I used regex101 website to validate my regex:
([(\d\.)]+) - - \[(.*?)\] "(.*?)" (\d+) (\d+) "(.*?)" "(.*?)" "(.*?)" "(.*?)"
It works fine for the log below
66.240.70.141 - - [01/Mar/2018:06:16:46 +0000] "GET /example.download.handler.com/products/01/00/item/116314/8/002394857_2BB.jpg HTTP/1.1" 200 41710 "-" "Mozilla/5.0 (Linux; Android 6.0.1; Nexus 5X Build/MMB30P) AppleWebKit/536.37 (KHTML, like Gecko) Chrome/41.0.2272.96 Mobile Safari/537.36 (compatible; Googlebot/2.1; +http://www.google.com/bot.html)" "-" "C0T1_19610|3881001|"

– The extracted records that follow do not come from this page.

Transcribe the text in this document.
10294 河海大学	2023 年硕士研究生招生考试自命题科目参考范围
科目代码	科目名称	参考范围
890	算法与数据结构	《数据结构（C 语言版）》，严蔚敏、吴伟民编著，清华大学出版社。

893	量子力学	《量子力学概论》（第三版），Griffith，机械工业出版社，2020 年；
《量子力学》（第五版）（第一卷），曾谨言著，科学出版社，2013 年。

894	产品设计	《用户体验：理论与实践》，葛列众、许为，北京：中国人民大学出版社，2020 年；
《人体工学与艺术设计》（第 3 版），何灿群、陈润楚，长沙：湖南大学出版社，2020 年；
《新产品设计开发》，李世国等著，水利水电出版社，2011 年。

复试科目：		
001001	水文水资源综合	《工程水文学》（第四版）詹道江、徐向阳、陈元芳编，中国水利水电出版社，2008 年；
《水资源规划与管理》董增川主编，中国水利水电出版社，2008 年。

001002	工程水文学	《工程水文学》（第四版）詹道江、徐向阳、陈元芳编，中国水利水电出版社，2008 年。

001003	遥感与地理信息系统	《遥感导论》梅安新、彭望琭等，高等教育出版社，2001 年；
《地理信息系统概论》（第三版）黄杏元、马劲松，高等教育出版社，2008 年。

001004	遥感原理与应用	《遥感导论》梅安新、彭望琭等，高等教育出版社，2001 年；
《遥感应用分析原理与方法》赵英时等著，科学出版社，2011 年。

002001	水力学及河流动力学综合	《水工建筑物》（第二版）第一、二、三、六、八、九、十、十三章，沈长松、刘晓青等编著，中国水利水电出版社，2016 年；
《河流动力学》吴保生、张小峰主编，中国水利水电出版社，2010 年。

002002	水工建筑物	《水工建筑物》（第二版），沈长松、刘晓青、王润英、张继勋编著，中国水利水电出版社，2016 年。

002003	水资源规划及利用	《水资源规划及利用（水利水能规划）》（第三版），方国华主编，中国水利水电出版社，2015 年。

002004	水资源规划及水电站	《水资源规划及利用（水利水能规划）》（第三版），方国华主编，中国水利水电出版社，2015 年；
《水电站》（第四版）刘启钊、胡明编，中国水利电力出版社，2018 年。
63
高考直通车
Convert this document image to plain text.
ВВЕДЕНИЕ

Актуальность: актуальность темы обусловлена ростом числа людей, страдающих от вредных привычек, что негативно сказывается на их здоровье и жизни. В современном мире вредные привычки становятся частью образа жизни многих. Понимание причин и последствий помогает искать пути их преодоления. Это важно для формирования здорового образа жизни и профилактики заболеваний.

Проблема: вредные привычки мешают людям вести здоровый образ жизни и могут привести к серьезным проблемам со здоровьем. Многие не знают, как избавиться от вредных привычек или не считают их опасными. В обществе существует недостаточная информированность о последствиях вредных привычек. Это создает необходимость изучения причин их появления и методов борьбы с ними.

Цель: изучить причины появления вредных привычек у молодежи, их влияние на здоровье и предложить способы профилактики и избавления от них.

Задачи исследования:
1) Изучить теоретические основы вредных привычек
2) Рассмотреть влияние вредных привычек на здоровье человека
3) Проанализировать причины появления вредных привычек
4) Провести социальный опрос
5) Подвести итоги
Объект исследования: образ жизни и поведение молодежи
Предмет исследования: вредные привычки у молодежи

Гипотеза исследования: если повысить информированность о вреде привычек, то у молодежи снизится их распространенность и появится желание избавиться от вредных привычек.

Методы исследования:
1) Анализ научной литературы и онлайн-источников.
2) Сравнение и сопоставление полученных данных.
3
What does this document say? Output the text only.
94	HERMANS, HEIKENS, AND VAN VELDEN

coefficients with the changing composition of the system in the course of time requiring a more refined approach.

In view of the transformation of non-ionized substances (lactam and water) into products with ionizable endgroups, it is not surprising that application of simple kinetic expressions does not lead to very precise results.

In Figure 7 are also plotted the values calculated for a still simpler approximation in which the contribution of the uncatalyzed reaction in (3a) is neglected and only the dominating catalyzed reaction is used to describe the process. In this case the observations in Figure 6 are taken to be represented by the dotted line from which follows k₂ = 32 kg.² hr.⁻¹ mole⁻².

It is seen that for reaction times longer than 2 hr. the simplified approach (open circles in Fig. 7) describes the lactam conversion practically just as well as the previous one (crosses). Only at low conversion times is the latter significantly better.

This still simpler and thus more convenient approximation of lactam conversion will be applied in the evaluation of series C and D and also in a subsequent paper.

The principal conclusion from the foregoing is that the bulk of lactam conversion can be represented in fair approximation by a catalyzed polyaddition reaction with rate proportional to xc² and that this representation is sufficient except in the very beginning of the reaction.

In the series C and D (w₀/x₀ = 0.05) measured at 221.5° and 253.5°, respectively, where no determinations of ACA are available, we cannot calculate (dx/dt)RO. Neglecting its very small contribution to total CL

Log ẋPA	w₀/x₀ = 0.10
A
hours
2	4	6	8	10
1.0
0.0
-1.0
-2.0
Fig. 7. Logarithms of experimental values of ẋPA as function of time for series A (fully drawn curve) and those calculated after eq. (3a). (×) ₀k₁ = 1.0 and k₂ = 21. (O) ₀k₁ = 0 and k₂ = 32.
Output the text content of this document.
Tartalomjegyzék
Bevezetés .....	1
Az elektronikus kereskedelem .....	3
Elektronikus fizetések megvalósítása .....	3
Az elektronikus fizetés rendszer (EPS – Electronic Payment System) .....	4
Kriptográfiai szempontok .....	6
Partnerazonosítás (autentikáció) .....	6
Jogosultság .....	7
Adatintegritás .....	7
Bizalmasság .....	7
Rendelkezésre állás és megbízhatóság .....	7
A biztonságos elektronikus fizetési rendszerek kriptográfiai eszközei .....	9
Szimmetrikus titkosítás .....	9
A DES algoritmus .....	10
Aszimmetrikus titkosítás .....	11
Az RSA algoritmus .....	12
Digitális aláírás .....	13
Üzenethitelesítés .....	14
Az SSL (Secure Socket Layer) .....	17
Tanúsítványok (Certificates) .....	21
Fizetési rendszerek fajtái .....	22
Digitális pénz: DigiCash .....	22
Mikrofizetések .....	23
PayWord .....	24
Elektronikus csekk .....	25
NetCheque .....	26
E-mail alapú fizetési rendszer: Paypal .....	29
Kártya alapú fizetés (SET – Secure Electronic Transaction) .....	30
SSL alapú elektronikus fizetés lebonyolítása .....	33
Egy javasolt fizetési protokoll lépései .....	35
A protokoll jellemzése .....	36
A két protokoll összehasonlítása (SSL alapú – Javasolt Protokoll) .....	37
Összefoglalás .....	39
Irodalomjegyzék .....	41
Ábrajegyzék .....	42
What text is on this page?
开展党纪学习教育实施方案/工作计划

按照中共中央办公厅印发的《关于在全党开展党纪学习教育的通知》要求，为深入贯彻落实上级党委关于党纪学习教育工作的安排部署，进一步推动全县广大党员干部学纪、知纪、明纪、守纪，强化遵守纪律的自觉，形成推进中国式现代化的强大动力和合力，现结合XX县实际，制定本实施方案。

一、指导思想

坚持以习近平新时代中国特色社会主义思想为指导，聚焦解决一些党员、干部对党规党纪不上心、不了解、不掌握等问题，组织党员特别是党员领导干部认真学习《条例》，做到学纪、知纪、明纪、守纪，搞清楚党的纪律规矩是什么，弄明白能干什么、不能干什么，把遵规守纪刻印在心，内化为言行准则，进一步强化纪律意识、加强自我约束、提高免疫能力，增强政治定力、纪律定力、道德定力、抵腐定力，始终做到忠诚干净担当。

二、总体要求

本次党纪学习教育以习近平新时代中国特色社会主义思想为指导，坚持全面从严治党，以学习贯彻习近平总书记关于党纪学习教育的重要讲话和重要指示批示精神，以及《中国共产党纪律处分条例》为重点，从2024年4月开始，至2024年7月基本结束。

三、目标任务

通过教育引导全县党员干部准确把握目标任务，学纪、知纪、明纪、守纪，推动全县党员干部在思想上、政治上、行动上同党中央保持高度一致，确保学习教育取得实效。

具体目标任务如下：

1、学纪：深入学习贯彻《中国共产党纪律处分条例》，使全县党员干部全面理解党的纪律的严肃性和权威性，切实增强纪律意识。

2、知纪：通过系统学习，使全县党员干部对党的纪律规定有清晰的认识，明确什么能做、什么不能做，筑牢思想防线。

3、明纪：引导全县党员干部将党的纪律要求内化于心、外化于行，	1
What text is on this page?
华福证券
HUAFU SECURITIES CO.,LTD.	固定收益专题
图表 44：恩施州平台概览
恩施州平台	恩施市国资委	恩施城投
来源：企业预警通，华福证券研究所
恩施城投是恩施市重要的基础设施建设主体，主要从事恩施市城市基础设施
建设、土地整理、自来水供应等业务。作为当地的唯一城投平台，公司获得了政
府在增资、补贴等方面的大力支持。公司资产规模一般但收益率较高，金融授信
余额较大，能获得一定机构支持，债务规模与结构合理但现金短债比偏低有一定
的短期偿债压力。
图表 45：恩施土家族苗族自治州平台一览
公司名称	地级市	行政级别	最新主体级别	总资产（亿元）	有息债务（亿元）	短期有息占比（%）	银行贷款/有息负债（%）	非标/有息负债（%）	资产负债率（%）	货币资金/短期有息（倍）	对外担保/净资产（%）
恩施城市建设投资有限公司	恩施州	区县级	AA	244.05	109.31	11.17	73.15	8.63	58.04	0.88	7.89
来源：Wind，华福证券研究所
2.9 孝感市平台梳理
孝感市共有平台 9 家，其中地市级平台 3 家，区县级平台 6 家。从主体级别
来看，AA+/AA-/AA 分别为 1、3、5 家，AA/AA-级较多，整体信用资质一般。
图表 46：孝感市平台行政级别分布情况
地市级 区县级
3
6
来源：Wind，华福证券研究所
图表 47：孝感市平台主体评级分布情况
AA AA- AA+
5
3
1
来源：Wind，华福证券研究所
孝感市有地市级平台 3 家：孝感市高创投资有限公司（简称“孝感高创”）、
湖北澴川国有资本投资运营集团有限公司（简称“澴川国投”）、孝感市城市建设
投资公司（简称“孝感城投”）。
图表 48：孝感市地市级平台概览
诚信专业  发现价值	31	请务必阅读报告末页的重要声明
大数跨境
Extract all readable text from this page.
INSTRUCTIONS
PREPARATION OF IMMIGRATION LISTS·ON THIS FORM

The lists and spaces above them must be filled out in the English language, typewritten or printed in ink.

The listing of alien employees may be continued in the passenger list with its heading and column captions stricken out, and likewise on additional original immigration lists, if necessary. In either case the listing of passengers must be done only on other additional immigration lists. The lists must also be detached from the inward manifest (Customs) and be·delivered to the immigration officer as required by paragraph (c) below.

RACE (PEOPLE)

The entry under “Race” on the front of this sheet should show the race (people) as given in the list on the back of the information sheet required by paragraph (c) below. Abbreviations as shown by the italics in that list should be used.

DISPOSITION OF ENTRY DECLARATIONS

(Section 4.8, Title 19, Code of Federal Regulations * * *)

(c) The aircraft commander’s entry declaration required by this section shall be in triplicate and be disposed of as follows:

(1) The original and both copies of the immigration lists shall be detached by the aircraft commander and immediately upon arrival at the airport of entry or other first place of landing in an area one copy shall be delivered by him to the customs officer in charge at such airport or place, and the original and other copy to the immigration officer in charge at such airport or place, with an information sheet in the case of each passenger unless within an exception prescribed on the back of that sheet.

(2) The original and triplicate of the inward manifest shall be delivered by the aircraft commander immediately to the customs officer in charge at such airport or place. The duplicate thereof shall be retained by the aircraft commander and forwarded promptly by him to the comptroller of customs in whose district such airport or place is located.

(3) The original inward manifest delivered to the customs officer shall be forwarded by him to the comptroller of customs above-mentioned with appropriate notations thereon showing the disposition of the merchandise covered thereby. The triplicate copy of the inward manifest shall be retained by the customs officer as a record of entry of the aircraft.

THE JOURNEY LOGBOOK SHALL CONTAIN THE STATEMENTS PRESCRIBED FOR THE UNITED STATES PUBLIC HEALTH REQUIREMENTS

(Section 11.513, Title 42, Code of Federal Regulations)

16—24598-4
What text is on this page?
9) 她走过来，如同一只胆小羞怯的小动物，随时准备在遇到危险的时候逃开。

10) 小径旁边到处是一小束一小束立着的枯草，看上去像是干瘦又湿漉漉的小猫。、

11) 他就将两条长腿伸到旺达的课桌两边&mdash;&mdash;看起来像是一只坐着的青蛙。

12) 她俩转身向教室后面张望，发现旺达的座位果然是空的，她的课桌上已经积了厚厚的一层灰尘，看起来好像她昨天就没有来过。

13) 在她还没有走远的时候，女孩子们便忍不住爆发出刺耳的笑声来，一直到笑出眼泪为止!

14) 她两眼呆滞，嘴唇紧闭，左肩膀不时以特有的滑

But the same expression doesn't work on hive:
CREATE EXTERNAL TABLE `web_logs_test`(   
`ip_address`  string COMMENT '',   
`date_string` string COMMENT '',   
`request`     string COMMENT '', 
`status`      string COMMENT '',   
`bytes`       string COMMENT '',   
`referer`     string COMMENT '',   
`user_agent`  string COMMENT '',   
`cookie`      string COMMENT ''
)
ROW FORMAT SERDE 'org.apache.hadoop.hive.serde2.RegexSerDe' 
WITH SERDEPROPERTIES (  
'input.regex'='([(\d\.)]+) - - \[(.*?)\] "(.*?)" (\d+) (\d+) "(.*?)" "(.*?)" "(.*?)" "(.*?)"'
)
STORED AS 
INPUTFORMAT 'org.apache.hadoop.mapred.TextInputFormat' 
OUTPUTFORMAT 'org.apache.hadoop.hive.ql.io.HiveIgnoreKeyTextOutputFormat'
LOCATION '/weblogs/data'
If anyone knows, kindly help me out.
Thanks in advance.